Hay vegetarianos que se sienten indispuestos ante la mera visión de carne roja. No es el caso de Mary McCartney, que se inició en el vegetarianismo de sus padres a los cinco años pero no tiene problema en ver cocinar carne en los programas de la televisión. Hay defensores de la vida sana que se toman la vida como una cruzada contra los demás. Nada más lejos de las intenciones de la hija mayor de Paul y Linda McCartney. «No es mi estilo decir que comer carne es cruel y que el mundo va a estallar», nos explica en un lujoso hotel del centro de Londres, «no me gusta que me digan lo que debo o no debo hacer, por eso me centro en aportar soluciones para quienes desean comer menos carne».
En general, una entrevista sobre un libro de cocina debería empezar por el menú editorial que ofrece. No con la autora de «Mis recetas caseras. Cocina vegetariana para toda la familia» (Grijalbo), en quien la candidez que incorpora el apellido no está reñida con la truculencia de los thriller televisivos nórdicos. «Mi marido y yo acabamos de empezar la segunda serie de “The Killing” y ya me ha dicho que después veremos “The Bridge” y luego “Borgen”», explica al inicio de la conversación, en referencia a las series danesas y suecas que reinan en el género.
El nuevo libro de la mayor de los tres hijos que tuvieron el ex Beatle y su mujer Linda -fallecida en 1998 de cáncer de pecho- suma el frente culinario al periodo de éxito creativo del clan McCartney.
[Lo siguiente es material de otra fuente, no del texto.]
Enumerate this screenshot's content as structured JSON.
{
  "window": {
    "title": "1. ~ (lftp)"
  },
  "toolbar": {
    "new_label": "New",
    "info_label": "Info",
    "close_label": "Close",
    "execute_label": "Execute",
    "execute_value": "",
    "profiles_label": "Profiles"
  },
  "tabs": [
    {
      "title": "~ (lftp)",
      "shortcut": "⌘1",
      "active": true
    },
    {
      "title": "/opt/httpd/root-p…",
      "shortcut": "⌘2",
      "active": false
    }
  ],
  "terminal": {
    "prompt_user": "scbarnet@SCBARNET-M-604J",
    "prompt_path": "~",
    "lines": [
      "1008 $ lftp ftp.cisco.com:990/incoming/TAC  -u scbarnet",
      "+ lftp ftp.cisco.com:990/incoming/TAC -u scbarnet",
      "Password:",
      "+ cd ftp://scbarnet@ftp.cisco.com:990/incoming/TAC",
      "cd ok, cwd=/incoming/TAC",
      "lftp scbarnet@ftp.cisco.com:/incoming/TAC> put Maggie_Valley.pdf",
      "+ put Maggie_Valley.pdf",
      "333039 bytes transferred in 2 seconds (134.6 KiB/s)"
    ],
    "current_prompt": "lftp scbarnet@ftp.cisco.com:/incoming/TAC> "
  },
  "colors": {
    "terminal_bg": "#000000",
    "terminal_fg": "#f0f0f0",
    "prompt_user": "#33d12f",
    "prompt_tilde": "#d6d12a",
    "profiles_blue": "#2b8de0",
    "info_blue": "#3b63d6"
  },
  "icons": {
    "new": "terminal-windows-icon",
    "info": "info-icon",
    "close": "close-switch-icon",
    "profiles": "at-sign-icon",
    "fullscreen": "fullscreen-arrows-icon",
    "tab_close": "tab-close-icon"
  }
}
Su hermana Stella, dos años menor que ella, cosechó su particular medallero diseñando la ropa de todo el equipo británico en los Juegos de Londres. Su hermano James (35 años), está a punto de publicar un disco. Y su padre sacó el año pasado «Kisses on the Bottom», un LP de versiones de canciones populares americanas con una foto, un tanto naif, de la propia Mary en portada. «El disco salió en torno a San Valentín y queríamos flores, a mi padre le gustaba la idea de un ramo con forma de corazón pero no quería rosas, y jugamos con ello», recuerda.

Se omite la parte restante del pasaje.